If escape did not occur within 60 sec, the animal was manually guided
to the platform. On finding the platform, the animal remained on the
platform for 30 sec and then was placed in a holding cage for another
30 sec before the next trial. After the last trial, the animals were
returned to their home cages. The next day, a retention test (a 60 sec
probe trial) was given in which the platform was removed from the pool. Animals' movements and the time taken to reach the position at which
the platform had been located in training were monitored automatically
using a computerized Poly-Track Video Tracking System (San Diego
Instruments, San Diego, CA).
Two days after the spatial memory test, all animals were tested for
fear conditioning to validate the functional effectiveness of the
amygdalar lesions. After 3 min of baseline in a modular operant test
cage (Coulbourn Instruments, Allentown, PA), animals were presented
with three unsignaled footshocks (1 mA, 1 sec, 1 min intershock
interval) through the floor grid, which was wired to a Coulbourn
precision-regulated animal shocker. Fear conditioning was monitored
during the three 1 min intershock intervals by measuring freezing
behavior using a 24-cell infrared activity monitor that detects
movement of an emitted infrared (1300 nm) body heat image from the
animal in the horizontal and vertical planes (cf. Lee and Kim, 1998).
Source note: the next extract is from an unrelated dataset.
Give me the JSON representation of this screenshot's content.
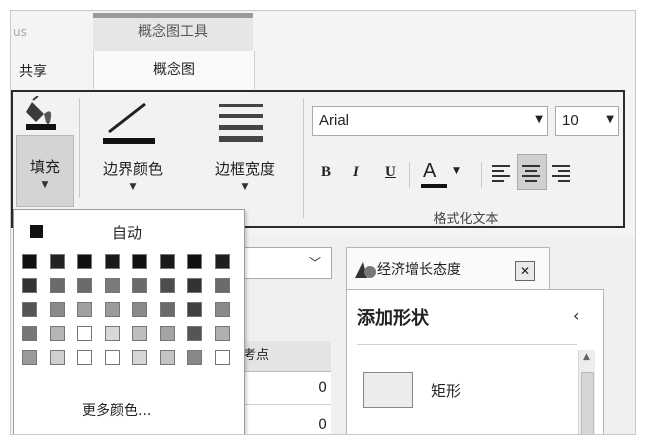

Immediate postshock freezing has been shown to accurately assay fear
conditioning (Kim et al., 1992, 1993).
At the completion of behavioral testing, the subjects were overdosed
with ketamine HCl and xylazine and perfused intracardially with 0.9%
saline, followed by 10% buffered formalin. The brains were removed and
stored in 10% formalin for at least 2 weeks before slicing. Transverse
sections (60 µm) were taken through the extent of the lesion, mounted
on gelatinized slides, and stained with cresyl violet and Prussian blue dyes.
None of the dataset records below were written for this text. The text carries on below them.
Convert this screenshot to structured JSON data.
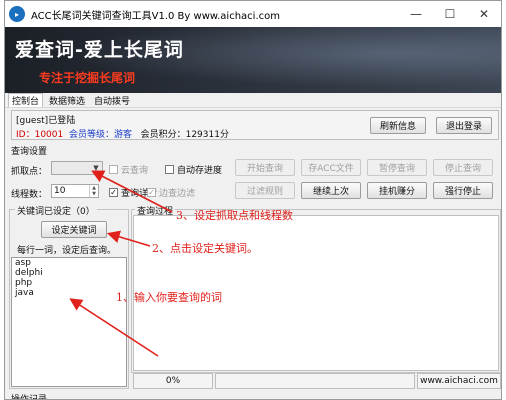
{
  "window": {
    "title": "ACC长尾词关键词查询工具V1.0  By  www.aichaci.com",
    "min": "—",
    "max": "☐",
    "close": "✕"
  },
  "banner": {
    "title": "爱查词-爱上长尾词",
    "slogan": "专注于挖掘长尾词"
  },
  "menu": [
    "控制台",
    "数据筛选",
    "自动拨号"
  ],
  "user": {
    "guest_line": "[guest]已登陆",
    "id_label": "ID：",
    "id_value": "10001",
    "level_label": "会员等级：",
    "level_value": "游客",
    "points_label": "会员积分：",
    "points_value": "129311分",
    "refresh_button": "刷新信息",
    "logout_button": "退出登录"
  },
  "query_settings": {
    "section": "查询设置",
    "grab_label": "抓取点：",
    "cloud_query": "云查询",
    "auto_save": "自动存进度",
    "start": "开始查询",
    "save_acc": "存ACC文件",
    "pause": "暂停查询",
    "stop": "停止查询",
    "threads_label": "线程数：",
    "threads_value": "10",
    "query_detail": "查询详情",
    "filter_while_query": "边查边滤",
    "filter_rules": "过滤规则",
    "continue_last": "继续上次",
    "hangup_earn": "挂机赚分",
    "force_stop": "强行停止"
  },
  "keywords": {
    "title": "关键词已设定（0）",
    "set_button": "设定关键词",
    "hint": "每行一词，设定后查询。",
    "items": [
      "asp",
      "delphi",
      "php",
      "java"
    ]
  },
  "process": {
    "title": "查询过程"
  },
  "status_bar": {
    "progress": "0%",
    "site": "www.aichaci.com",
    "bottom_partial": "操作记录"
  },
  "annotations": {
    "a1": "1、输入你要查询的词",
    "a2": "2、点击设定关键词。",
    "a3": "3、设定抓取点和线程数"
  },
  "colors": {
    "accent_red": "#e0201a",
    "link_blue": "#1a3cc8",
    "banner_dark": "#1b1f26"
  }
}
Fixed location-visible platform water maze task. The
training and testing procedures were adapted from McDonald and White (1994), who demonstrated that this task is acquired by independent hippocampal-based and dorsal striatal-based memory systems.
Naïve animals (no surgery) were exposed to stress or not and
then placed back in their home cages for 30-60 min before undergoing
eight massed trials (1 min ITI) to find a fixed submerged platform
coupled with a visually salient pole (a black and white striped plastic strip; 15.2 × 1.2 cm). As with the hidden platform task, the
starting point was randomly distributed across the four quadrants. On
finding the platform, the animal remained on the platform for 30 sec to explore its surroundings and then was placed in a holding cage for
another 30 sec before the next trial. After the last trial, animals
were placed back in their home cages. The next day, a retention test
was given in which the platform (coupled with the pole) was moved to a
novel location. Animals were placed into the pool facing the wall
equidistant from the previous and new platform locations, and their
movements were tracked.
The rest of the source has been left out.